Practising Rejection

Words by Lydia (they/she), 21 VIC

With the job of a writer comes the challenge of rejection that you must overcome again and again and again… and again. I feel most like a writer when I have received a rejection, which I experienced just now. It was for an opportunity that I was really determined to achieve, one I had worked very hard towards. One I let myself hope and even dream would work out. I knew I probably wouldn’t get it, but it still stung when the email subject lit up my phone. Like being uninvited to a party for which I had just finished getting ready.

I am currently waiting for answers on five applications, which will become six once I finish writing this and send it off into the world. Those unanswered applications are physical now. I feel the weight of them in the tightness in my shoulders and a familiar twist in my stomach.

Every now and then, I feel like I am forgetting something. I remember the things that I have sent out to competitions, residencies, and potential employers, and for a moment, I wish so deeply to hear where they’ve landed. I want a postcard from the stories that are waiting on editors’ desks. Or a text from a job application, telling me it is safe and sound warming up someone’s inbox. I want to know where I stand in all these lines and how much longer I’ll have to hang in limbo.

It never used to feel quite like this. I never let my hopes rise too high. Hearing anything back can be a delightful surprise when you set the bar low enough. Expect little and nothing will be disappointing.

Except, of course, it was heartbreaking. Every time. I just didn’t let myself feel it properly. The email would pop up – rejections are always emails, never calls – and a hollowness would ache in my chest for a moment before I’d swallow it down.

But I can’t do that now. I let myself get my hopes up. I need to. There are so many terrible things in this world, and I fear that expecting so little of my efforts was adding to my own anxieties. Why not let this application be something positive to hope for? Why not wish that this one might work out?

Sure, it hurts a lot more now when the emails inevitably ding into my inbox. And the sharp sadness is still there, months after sending something out, when I realise I never heard back at all. But I can’t let myself be shielded from that pain. If I tried to dull my sense of expectation, my flicker of hope, what might happen when I finally get a win? I want to feel that. I want to make the disappointment worth it. And a writer – or a person of any kind – who shields themself from rejection also turns down chances before they can appear.

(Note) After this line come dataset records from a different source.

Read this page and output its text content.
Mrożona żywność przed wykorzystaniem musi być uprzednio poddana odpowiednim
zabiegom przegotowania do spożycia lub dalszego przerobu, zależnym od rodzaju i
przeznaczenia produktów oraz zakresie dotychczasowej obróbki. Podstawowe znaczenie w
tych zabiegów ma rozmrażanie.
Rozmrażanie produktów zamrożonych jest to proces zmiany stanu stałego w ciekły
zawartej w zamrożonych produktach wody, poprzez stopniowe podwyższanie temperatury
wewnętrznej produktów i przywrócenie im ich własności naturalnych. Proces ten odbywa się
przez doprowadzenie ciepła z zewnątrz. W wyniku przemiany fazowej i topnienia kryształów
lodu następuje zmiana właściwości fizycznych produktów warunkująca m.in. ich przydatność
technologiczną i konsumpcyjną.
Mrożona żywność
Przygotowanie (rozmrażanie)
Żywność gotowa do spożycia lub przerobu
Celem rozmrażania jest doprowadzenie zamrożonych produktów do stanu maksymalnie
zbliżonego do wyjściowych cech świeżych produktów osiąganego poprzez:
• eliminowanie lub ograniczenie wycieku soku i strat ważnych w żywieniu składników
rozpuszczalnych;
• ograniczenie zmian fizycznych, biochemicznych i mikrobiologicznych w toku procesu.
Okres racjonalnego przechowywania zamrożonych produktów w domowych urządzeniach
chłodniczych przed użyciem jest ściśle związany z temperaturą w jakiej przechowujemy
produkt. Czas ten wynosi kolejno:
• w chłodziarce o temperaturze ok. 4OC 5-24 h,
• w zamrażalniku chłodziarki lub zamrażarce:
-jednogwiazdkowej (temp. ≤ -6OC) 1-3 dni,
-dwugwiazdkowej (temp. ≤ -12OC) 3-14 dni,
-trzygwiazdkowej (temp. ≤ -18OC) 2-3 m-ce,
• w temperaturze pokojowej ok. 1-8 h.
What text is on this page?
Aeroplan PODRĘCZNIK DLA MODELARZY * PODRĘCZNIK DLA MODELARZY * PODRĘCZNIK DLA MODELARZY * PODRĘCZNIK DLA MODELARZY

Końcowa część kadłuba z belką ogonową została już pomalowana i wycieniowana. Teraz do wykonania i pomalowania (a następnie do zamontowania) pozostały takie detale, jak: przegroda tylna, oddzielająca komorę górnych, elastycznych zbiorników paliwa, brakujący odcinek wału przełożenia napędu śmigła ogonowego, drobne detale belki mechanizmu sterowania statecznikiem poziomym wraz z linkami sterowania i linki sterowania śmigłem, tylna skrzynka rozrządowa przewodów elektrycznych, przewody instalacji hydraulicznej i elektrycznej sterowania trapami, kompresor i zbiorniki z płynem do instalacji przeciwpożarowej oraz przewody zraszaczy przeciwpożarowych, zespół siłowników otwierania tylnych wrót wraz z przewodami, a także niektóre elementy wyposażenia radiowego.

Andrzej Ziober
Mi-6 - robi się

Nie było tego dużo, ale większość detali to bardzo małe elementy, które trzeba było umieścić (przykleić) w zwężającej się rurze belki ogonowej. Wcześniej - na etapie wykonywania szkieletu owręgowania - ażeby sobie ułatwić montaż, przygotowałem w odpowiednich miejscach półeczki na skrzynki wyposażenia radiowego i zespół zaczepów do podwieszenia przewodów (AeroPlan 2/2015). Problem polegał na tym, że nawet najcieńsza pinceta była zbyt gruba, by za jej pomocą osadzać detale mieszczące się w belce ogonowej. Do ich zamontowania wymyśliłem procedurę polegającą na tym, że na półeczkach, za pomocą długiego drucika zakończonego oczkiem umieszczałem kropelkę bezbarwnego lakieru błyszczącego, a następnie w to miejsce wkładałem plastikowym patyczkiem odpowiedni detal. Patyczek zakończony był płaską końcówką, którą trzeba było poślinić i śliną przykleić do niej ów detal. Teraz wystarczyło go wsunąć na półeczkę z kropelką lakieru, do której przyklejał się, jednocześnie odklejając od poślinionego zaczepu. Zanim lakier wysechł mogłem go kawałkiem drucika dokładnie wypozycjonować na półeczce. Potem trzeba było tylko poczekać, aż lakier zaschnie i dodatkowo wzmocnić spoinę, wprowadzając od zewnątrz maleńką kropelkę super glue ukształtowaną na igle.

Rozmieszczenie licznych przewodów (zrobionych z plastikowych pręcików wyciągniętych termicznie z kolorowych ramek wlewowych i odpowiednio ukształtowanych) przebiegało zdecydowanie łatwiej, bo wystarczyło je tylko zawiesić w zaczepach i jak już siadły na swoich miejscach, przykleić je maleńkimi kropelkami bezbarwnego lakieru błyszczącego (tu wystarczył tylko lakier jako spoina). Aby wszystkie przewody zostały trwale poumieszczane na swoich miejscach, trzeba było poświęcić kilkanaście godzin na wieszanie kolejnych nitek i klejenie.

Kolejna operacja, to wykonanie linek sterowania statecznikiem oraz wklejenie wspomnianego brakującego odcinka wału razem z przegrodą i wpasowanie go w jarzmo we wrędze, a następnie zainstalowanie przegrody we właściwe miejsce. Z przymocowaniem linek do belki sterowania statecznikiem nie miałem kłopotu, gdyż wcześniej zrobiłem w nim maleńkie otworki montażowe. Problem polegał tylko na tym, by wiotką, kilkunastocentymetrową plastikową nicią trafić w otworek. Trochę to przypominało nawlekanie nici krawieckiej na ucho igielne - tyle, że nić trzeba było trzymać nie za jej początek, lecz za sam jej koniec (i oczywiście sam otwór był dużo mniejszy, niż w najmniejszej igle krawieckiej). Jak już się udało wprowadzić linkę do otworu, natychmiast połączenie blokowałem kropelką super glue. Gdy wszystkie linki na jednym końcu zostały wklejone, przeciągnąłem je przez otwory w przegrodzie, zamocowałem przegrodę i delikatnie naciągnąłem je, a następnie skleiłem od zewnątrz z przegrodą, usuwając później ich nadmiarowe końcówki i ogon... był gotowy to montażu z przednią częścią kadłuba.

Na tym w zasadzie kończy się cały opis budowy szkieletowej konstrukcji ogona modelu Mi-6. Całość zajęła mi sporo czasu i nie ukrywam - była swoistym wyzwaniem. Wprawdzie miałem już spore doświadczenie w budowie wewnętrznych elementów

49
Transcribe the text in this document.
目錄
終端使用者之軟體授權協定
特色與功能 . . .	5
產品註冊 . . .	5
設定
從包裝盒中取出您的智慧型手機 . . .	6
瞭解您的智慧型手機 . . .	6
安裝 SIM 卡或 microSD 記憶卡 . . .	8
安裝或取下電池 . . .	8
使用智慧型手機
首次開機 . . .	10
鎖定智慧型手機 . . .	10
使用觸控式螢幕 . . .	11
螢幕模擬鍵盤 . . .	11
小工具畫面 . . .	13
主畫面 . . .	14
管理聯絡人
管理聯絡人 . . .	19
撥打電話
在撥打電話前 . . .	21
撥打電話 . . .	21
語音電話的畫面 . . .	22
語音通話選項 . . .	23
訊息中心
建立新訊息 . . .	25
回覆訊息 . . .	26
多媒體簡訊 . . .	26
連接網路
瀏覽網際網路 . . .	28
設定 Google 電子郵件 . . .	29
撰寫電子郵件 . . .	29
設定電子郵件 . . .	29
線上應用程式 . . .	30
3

So, here I am spending the night licking my wounds and allowing the sadness to wash over me, letting it fill the dark part of myself that knew this would happen. And tomorrow, when the feeling has faded a little, I will get up and sit at my desk and keep tapping away at the next thing. That is my job, as a writer, to keep pushing on in the face of all this doubt. The words still come, and the story still needs to be told. If we let the fear of rejection stifle us, nothing scary would ever happen. No one would apply for their dream job, no one would ask out their crush, no one would send a poem off to a literary magazine. There will always be another chance and when it arrives, I hope I remember this and take it and wish for it, no matter what might happen.

And maybe the odds aren’t in your favour – but maybe they are. You can’t know until you try. What if it all goes right?